(My son Clay shared his thoughts on our trip to the Union Gospel Mission (UGM) and I thought I would share mine as well.)
A couple of nights ago, my family trekked out to Barnes and Noble Bookstore to spend some holiday gift cards. I had been dying to get a new book and get a cup of tea. After we had a relatively pleasant time picking out new things (Olivia, my 7 year old chose a glitter diary to pour her glittery heart into; Clay, my 12 year old grabbed something Dr. Who…I have no clue; Richard, my husband got some huge historical novel and I purchased my new coveted item, Pastrix by Nadia Bolz-Weber) we trotted out quite happy with our new purchases.
As we drove home through the cold streets of Southlake, I noticed the darkness and the lights and shiny wet streets that held bitterly cold air. Something struck me. No homeless people. Not one.
I thought about my experience of homeless people and I have to admit they are few. While living in Austin, I saw the most homeless people. They were everywhere. Some seemed part of the scenery, like a park bench, and I would watch people pass by and ignore them. Some were outspoken, in your face and accosting you for your “good fortune.” Some were so wretchedly sad and broken that it made your eyes burn. But, life just revolved and happened around them.
So, as we prepared to help “bring the shoes” to UGM; Flo Lowrey’s wonderful brainstorm of love fleshed itself out in lots of boxes, bags and sacks of shoes. Flo and her family spent hours sorting, writing prayer notes, labeling and sizing shoes. When Fr. Mike found out that more shoes were needed, he used his magic persuasion to make a deal with DSW to help provide more shoes at a very discounted price. Who can say no to a very tall and very bearded priest?We ended up providing over 140 pairs of shoes to UGM.

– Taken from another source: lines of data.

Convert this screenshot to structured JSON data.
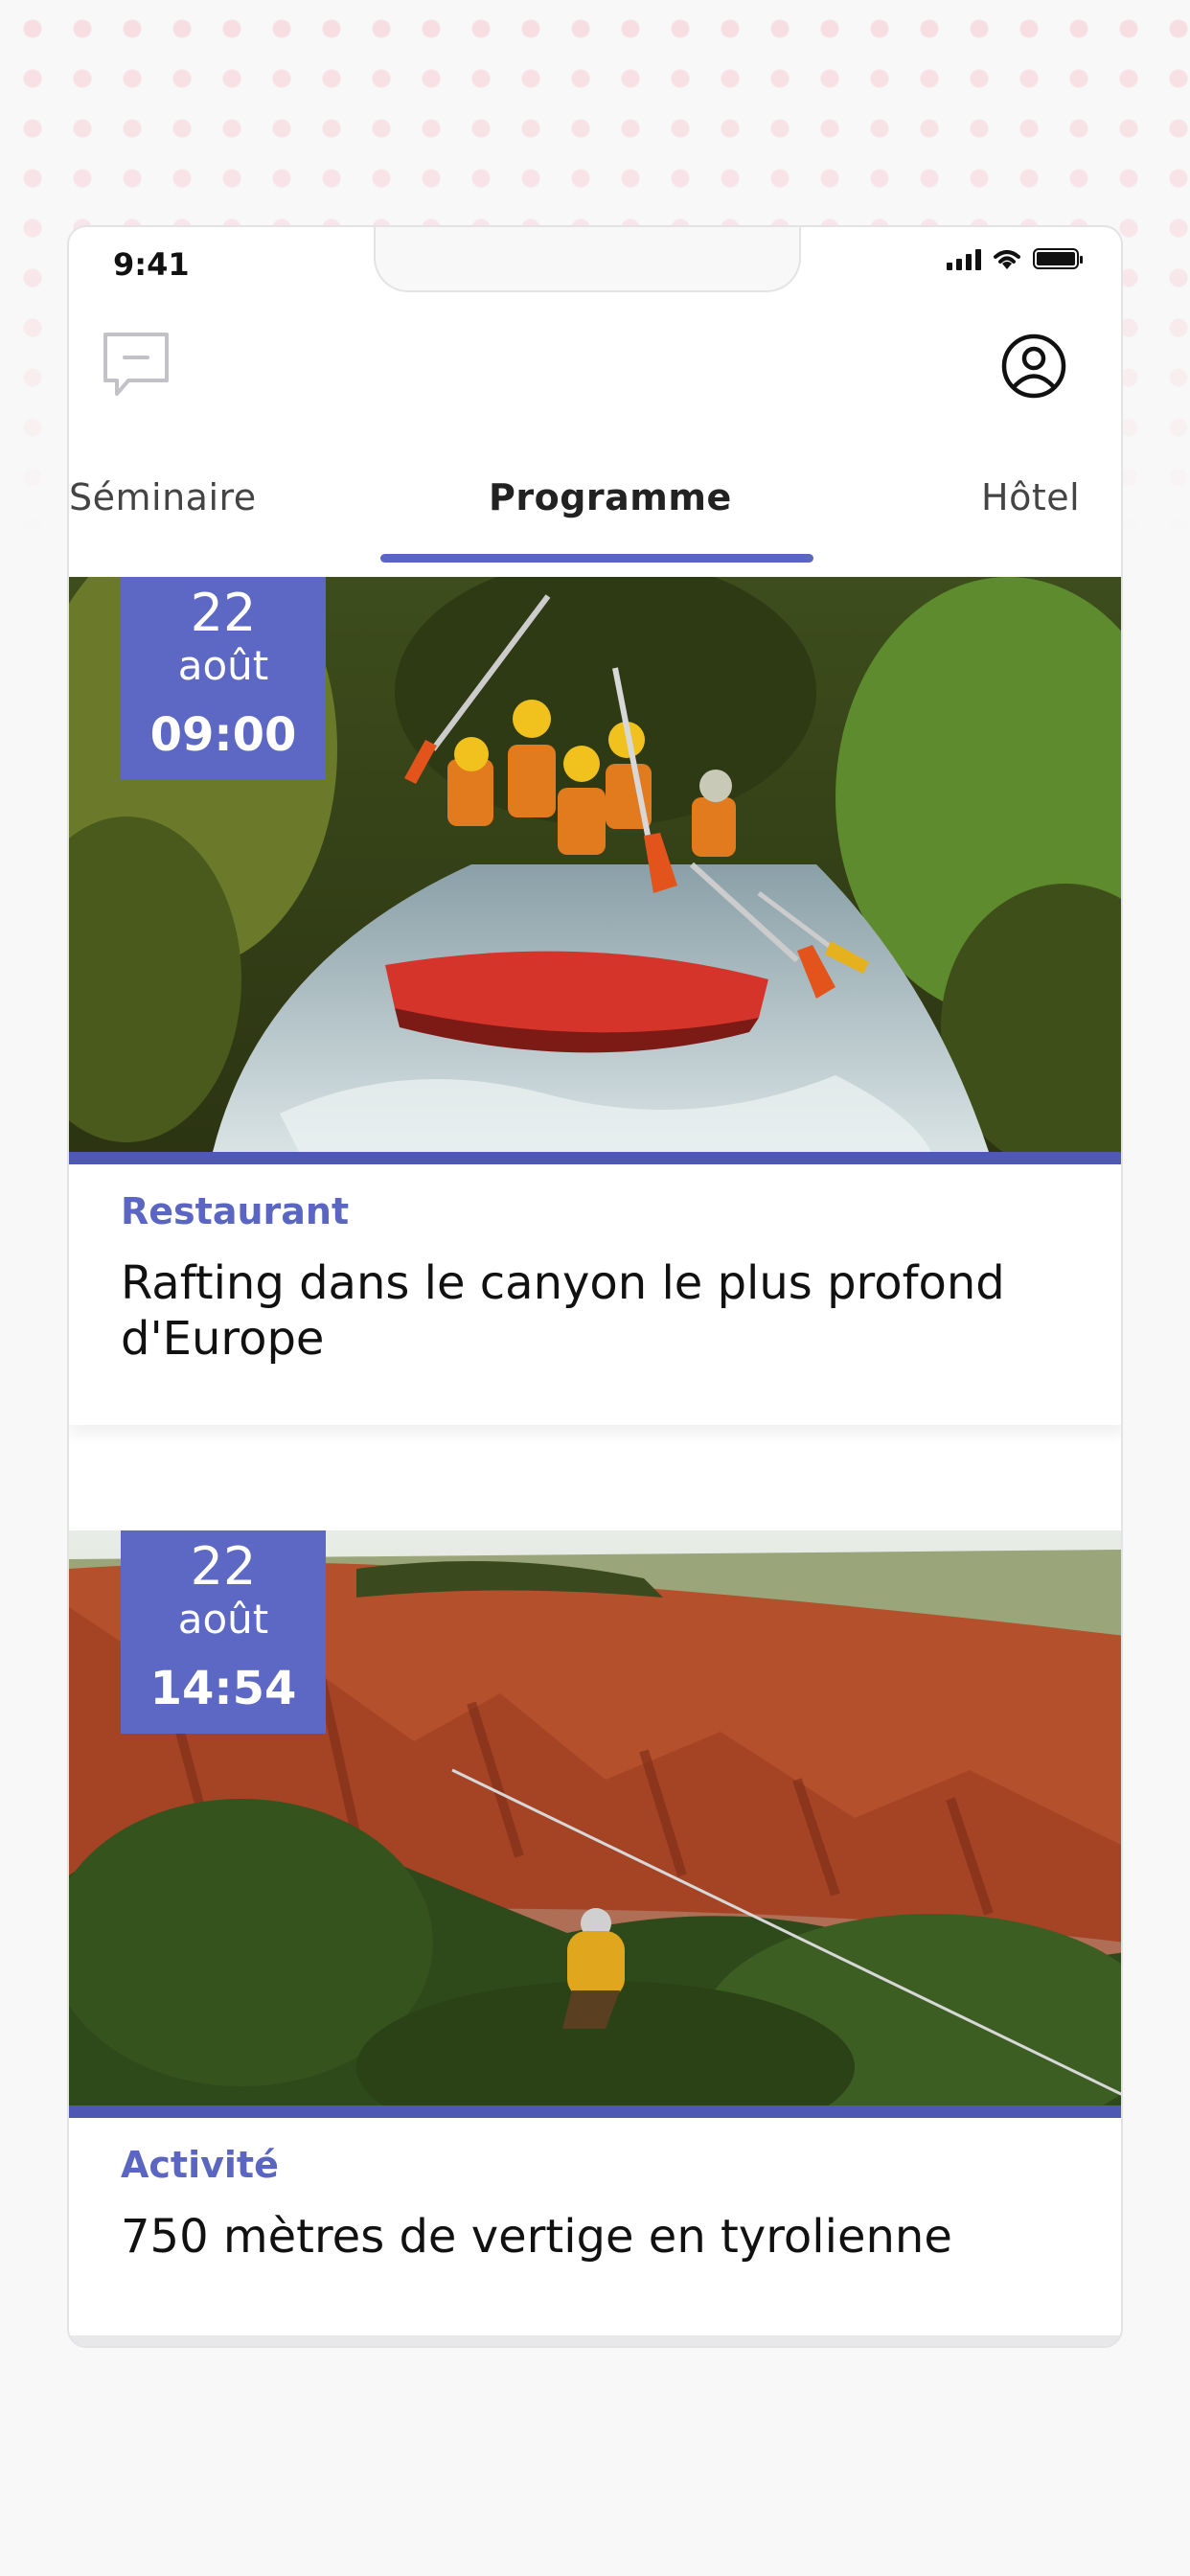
{
  "status_bar": {
    "time": "9:41"
  },
  "header": {
    "chat_icon": "chat-bubble-icon",
    "profile_icon": "user-circle-icon"
  },
  "tabs": [
    {
      "label": "Séminaire",
      "active": false
    },
    {
      "label": "Programme",
      "active": true
    },
    {
      "label": "Hôtel",
      "active": false
    }
  ],
  "accent_color": "#5b66c2",
  "events": [
    {
      "day": "22",
      "month": "août",
      "time": "09:00",
      "category": "Restaurant",
      "title": "Rafting dans le canyon le plus profond d'Europe",
      "image": "rafting-photo"
    },
    {
      "day": "22",
      "month": "août",
      "time": "14:54",
      "category": "Activité",
      "title": "750 mètres de vertige en tyrolienne",
      "image": "zipline-canyon-photo"
    }
  ]
}
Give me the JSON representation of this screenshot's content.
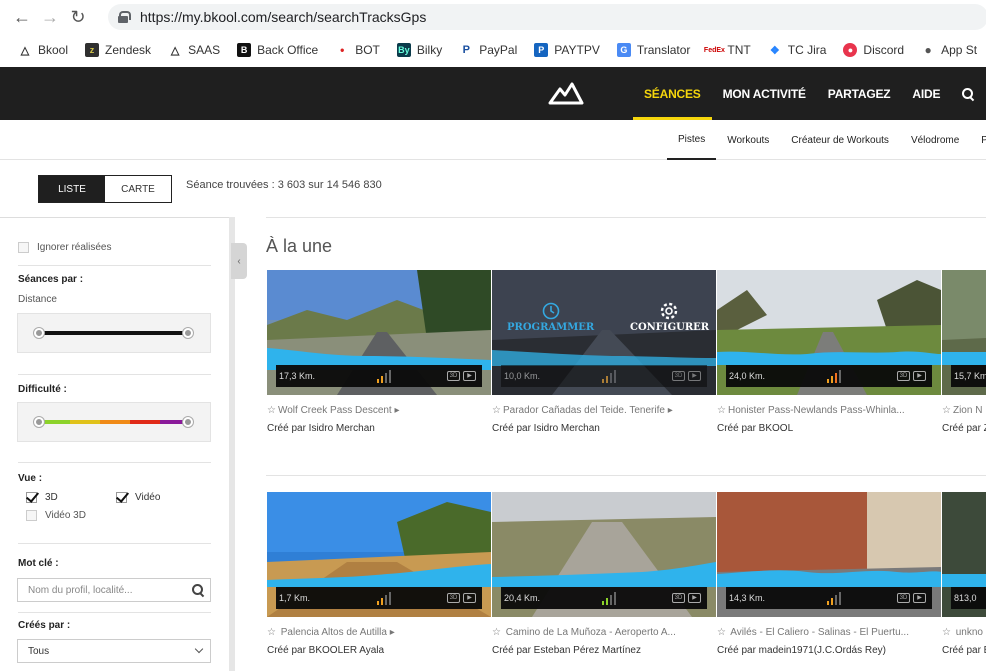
{
  "browser": {
    "url": "https://my.bkool.com/search/searchTracksGps",
    "bookmarks": [
      "Bkool",
      "Zendesk",
      "SAAS",
      "Back Office",
      "BOT",
      "Bilky",
      "PayPal",
      "PAYTPV",
      "Translator",
      "TNT",
      "TC Jira",
      "Discord",
      "App St"
    ]
  },
  "header": {
    "nav": [
      "SÉANCES",
      "MON ACTIVITÉ",
      "PARTAGEZ",
      "AIDE"
    ],
    "accent": "#f5d60c"
  },
  "subnav": [
    "Pistes",
    "Workouts",
    "Créateur de Workouts",
    "Vélodrome",
    "Progr"
  ],
  "view_toggle": {
    "list": "LISTE",
    "map": "CARTE"
  },
  "found_text": "Séance trouvées : 3 603 sur 14 546 830",
  "sidebar": {
    "ignore_done": "Ignorer réalisées",
    "sessions_by": "Séances par :",
    "distance": "Distance",
    "difficulty": "Difficulté :",
    "view": "Vue :",
    "opt_3d": "3D",
    "opt_video": "Vidéo",
    "opt_video3d": "Vidéo 3D",
    "keyword": "Mot clé :",
    "keyword_placeholder": "Nom du profil, localité...",
    "created_by": "Créés par :",
    "created_by_value": "Tous"
  },
  "section_title": "À la une",
  "overlay": {
    "programmer": "PROGRAMMER",
    "configurer": "CONFIGURER"
  },
  "cards": [
    {
      "km": "17,3 Km.",
      "title": "Wolf Creek Pass Descent",
      "author": "Créé par Isidro Merchan"
    },
    {
      "km": "10,0 Km.",
      "title": "Parador Cañadas del Teide. Tenerife",
      "author": "Créé par Isidro Merchan"
    },
    {
      "km": "24,0 Km.",
      "title": "Honister Pass-Newlands Pass-Whinla...",
      "author": "Créé par BKOOL"
    },
    {
      "km": "15,7 Km.",
      "title": "Zion N",
      "author": "Créé par Z"
    },
    {
      "km": "1,7 Km.",
      "title": "Palencia Altos de Autilla",
      "author": "Créé par BKOOLER Ayala"
    },
    {
      "km": "20,4 Km.",
      "title": "Camino de La Muñoza - Aeroperto A...",
      "author": "Créé par Esteban Pérez Martínez"
    },
    {
      "km": "14,3 Km.",
      "title": "Avilés - El Caliero - Salinas - El Puertu...",
      "author": "Créé par madein1971(J.C.Ordás Rey)"
    },
    {
      "km": "813,0",
      "title": "unkno",
      "author": "Créé par B"
    }
  ]
}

Our friends from Fever United Soccer joined our efforts and Coach Constance Smith lent a hand with the project and stuffed her SUV full of shoes to bring to the men at UGM. I’d like to mention that Deacon Henry Penner, Joy Malmgren, Heather Wilson, Chris Mullaney, Fr. Ernie Maddon and Richard Cabes helped make this project a success. So many wonderful people brought shoes, sorted, wrote prayers and brought shoes for the men of UGM.
As we arrived, many homeless people lined the streets outside UGM. This is where the homeless people are, I thought, rather dumbly. We entered the gates of UGM and we met Lezlee, who oversees many things at UGM. We brought truckloads of shoes and it was like the Grinch bringing back Christmas to Whoville. I saw so many grateful smiles and startled faces.
Then things got orderly! We got “down to business” and quick as a flash we had shoes sorted by size on tables and it really looked like a very organized shoe sale was about to commence. The men started lining up to enter the room and grab a new or slightly used pair of shoes.
We left shortly after presenting Lezlee with a check towards the good work UGM is doing. We checked out the chapel, where the UGM residents pray in, with two pianos and gorgeous shiny pews. I saw at UGM that those who seek refuge could really find it. They could really be “seen” and heard and valued and healed as well. I found it to be a place of hope and that Christ was present in every corner you could turn.
I also saw that a tween boy could do some good work and was amazed at my son, who would rather be glued to his computer for eternity, was quickly sorting shoes for the men. I went into full helicopter mom mode when he ran first to go up in the elevator, by himself, to the “shoe room.” It was a good thing to see him working on something he cared about. I was proud that he dug in his closet for some shoes to donate and wanted to know the name of the man he should pray for.
I’m thankful for this project, for folks who went with us, and I’m thankful for those who donated shoes and worked on this project. If you want to continue this project, pray for Union Gospel Mission. Pray for that homeless person that you might never see, but is there as sure as God is.